Un Amore in salsa gitana con Carlo Alighiero e Elena Cotta

Fino al 19 marzo 2017 al Teatro Manzoni di Roma per la regia di Carlo Alighiero

Un mappa nelle terre della Lettonia a Riga, condotti a passo di danza con balli e canzoni russe, dall’affascinante gitana Ania Sesia trait d’union nelle vicende del testo russo di Aleksei Arbuzov, tradotto da Pol Quentin, riadattato e diretto da Carlo Alighiero, fa da ambient per lo spettacolo. Una bella giornata,  alla fine di luglio dell’anno 1968, il primario della clinica Rodion Nikolaievitch, nei boschi verdeggianti, anziché nel suo ambulatorio incontra Lidija Vasil’evna un’affascinante e volitiva signora, in ritardo all’appuntamento previsto per la mattinata. È pomeriggio quando al suo cospetto mentre ciancica canditi, ella circense d’altro rango lo incontra. Fascino, magia e malia le sue carte vincenti su un uomo a detta di lei solo e grigio.

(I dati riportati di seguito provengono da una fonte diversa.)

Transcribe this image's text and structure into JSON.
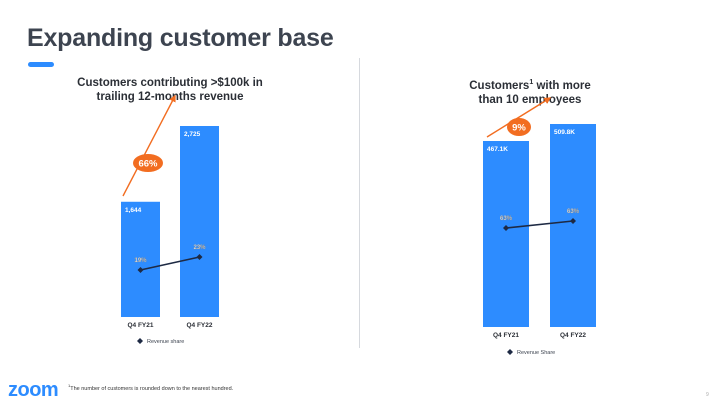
{
  "title": "Expanding customer base",
  "footnote_marker": "1",
  "footnote": "The number of customers is rounded down to the nearest hundred.",
  "logo": "zoom",
  "page_number": "9",
  "colors": {
    "bar": "#2d8cff",
    "growth": "#f26d21",
    "line": "#1e2a44",
    "title": "#3d4450"
  },
  "chart_data": [
    {
      "type": "bar",
      "title": "Customers contributing >$100k in trailing 12-months revenue",
      "title_lines": [
        "Customers contributing >$100k in",
        "trailing 12-months revenue"
      ],
      "categories": [
        "Q4 FY21",
        "Q4 FY22"
      ],
      "series": [
        {
          "name": "Customers",
          "values": [
            1644,
            2725
          ],
          "labels": [
            "1,644",
            "2,725"
          ]
        }
      ],
      "line_series": {
        "name": "Revenue share",
        "values": [
          19,
          23
        ],
        "labels": [
          "19%",
          "23%"
        ]
      },
      "growth_label": "66%",
      "legend": "Revenue share",
      "ylim": [
        0,
        2725
      ]
    },
    {
      "type": "bar",
      "title": "Customers with more than 10 employees",
      "title_lines": [
        "Customers",
        "with more",
        "than 10 employees"
      ],
      "title_superscript": "1",
      "categories": [
        "Q4 FY21",
        "Q4 FY22"
      ],
      "series": [
        {
          "name": "Customers",
          "values": [
            467.1,
            509.8
          ],
          "labels": [
            "467.1K",
            "509.8K"
          ]
        }
      ],
      "line_series": {
        "name": "Revenue Share",
        "values": [
          63,
          63
        ],
        "labels": [
          "63%",
          "63%"
        ]
      },
      "growth_label": "9%",
      "legend": "Revenue Share",
      "ylim": [
        0,
        509.8
      ]
    }
  ]
}
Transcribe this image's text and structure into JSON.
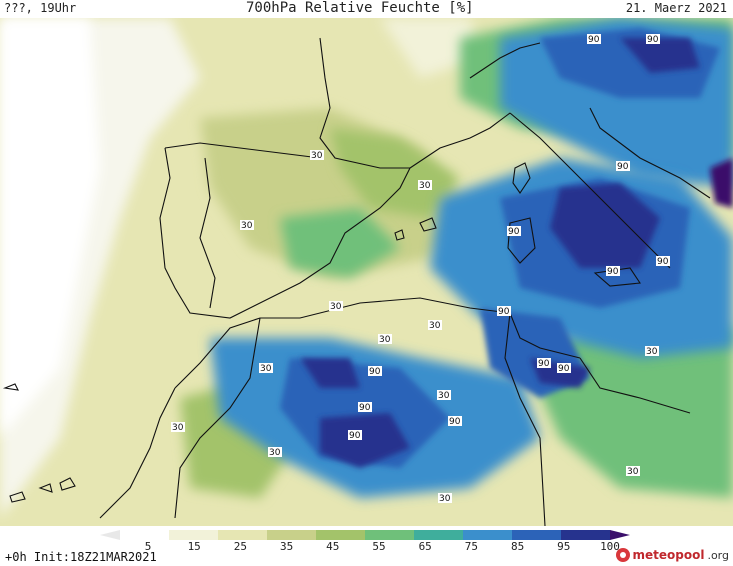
{
  "header": {
    "left": "???, 19Uhr",
    "title": "700hPa Relative Feuchte [%]",
    "date": "21. Maerz 2021"
  },
  "footer": {
    "run_info": "+0h Init:18Z21MAR2021"
  },
  "logo": {
    "brand": "meteopool",
    "tld": ".org"
  },
  "legend": {
    "ticks": [
      "5",
      "15",
      "25",
      "35",
      "45",
      "55",
      "65",
      "75",
      "85",
      "95",
      "100"
    ],
    "colors": [
      "#ffffff",
      "#f2f2d9",
      "#e6e6b3",
      "#c8d08a",
      "#a3c36a",
      "#6fc07a",
      "#3fae9c",
      "#3b8fcc",
      "#2c63b8",
      "#26338e",
      "#3b0f6b"
    ]
  },
  "map": {
    "contour_labels": [
      "30",
      "30",
      "30",
      "30",
      "30",
      "30",
      "30",
      "30",
      "30",
      "30",
      "30",
      "30",
      "30",
      "90",
      "90",
      "90",
      "90",
      "90",
      "90",
      "90",
      "90",
      "90",
      "90",
      "90",
      "90",
      "90"
    ]
  }
}
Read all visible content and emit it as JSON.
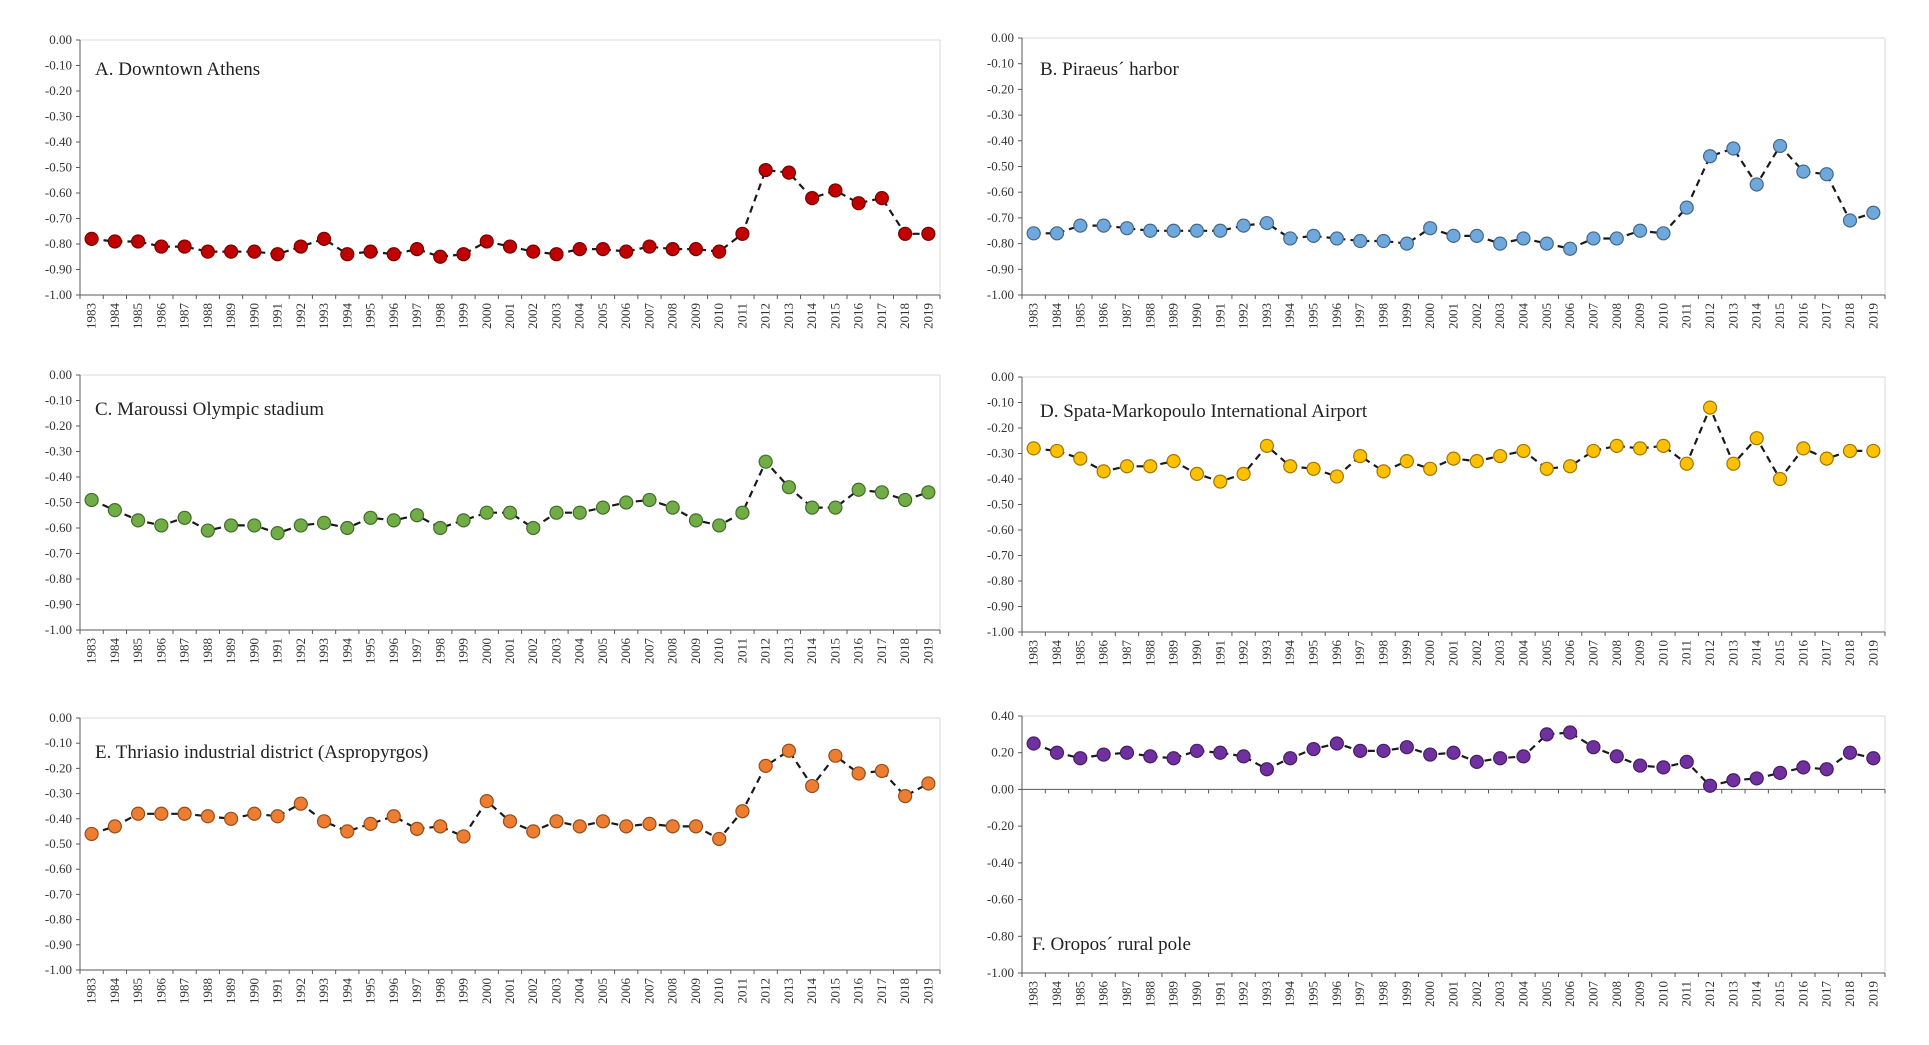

La gitana balla e i due protagonisti si ritrovano al bar. Nelle memorie di Lidija, riemerge il suo mestiere da cassiera nel circo del marito, un clown bianco che canta e diverte con tanto di tromba come nei migliori circhi che si rispettino. Anche questa volta il dottore ciancica ma questa volta sono cornetti. Ella insomma infastidisce i malati della clinica perchè la mattina presto si alza, sale sul davanzale della finestra e canta. Ma la paziente è stata anche attrice e che attrice! Nel ricordarlo riempie la scena alla fine di un concerto all’uscita dalla mitica cattedrale St. Peter’s Church di Riga, quando lo racconta con tanto di encomiabile reviviscenza, al nostro protagonista, il bravissimo Carlo Alighiero.

Un amore è scoppiato. Il cameo di tenerezza si interrompe e riprende sul palco con lo stesso ritmo gitano nel secondo atto. Il primario è tornato da un viaggio e la scintilla amorosa sfreccia i suoi dardi tra fiumi, ruscelli e boschi lettoni. Un altro passo gitano e questa volta è Vasil’evna ad attendere Nikolaievitch e a sorprenderlo su una panchina con una minestra di cavolfiore, o anche con delle polpette. Ma la sua degenza nella clinica è allo scadere e il cruccio della protagonista Elena Cotta, cui il tempo delinea sempre meglio un’abilità scenica, non per nulla, Coppa Volpi per la migliore interpretazione femminile alla Mostra internazionale d’arte cinematografica di Venezia nel 2013, è non aver indossato abiti così sorprendenti, appariscenti ed eleganti, che poco si addicono ad una clinica.

L’occasione sarà una cena in un bel ristorante, il ballo della kalinka,  la canzone russa più famosa di tutti i tempi, un’alba rischiarata dalla luna sullo sciabordio delle onde in riva d’oceano in idilliaca compagnia del primario. E lo scintillio degli abiti della grande circense, la cui attesa è più grande della rivelazione, al chiarore della sola luna piena non esaurisce i ricordi nelle parole di Lidija.

Costumi giusti, senza quel quid necessario a fare del quadretto romantico della storia, il sogno. Questo, nella vita, dice la protagonista, non bisogna mai stancarsi di inseguire. Sì esso è rinchiuso in una valigia così piena di memorie da esplodere, per un finale che tarda ad arrivare senza però eludere il caloroso applauso del pubblico ai perfetti attori in una regia che arricchisce di quel pò di gitano, nei momenti coreografici di Ania Sesia il contesto scenico. Ma il migliore omaggio è un saluto per i due protagonisti nei camerini del Teatro Manzoni di Roma.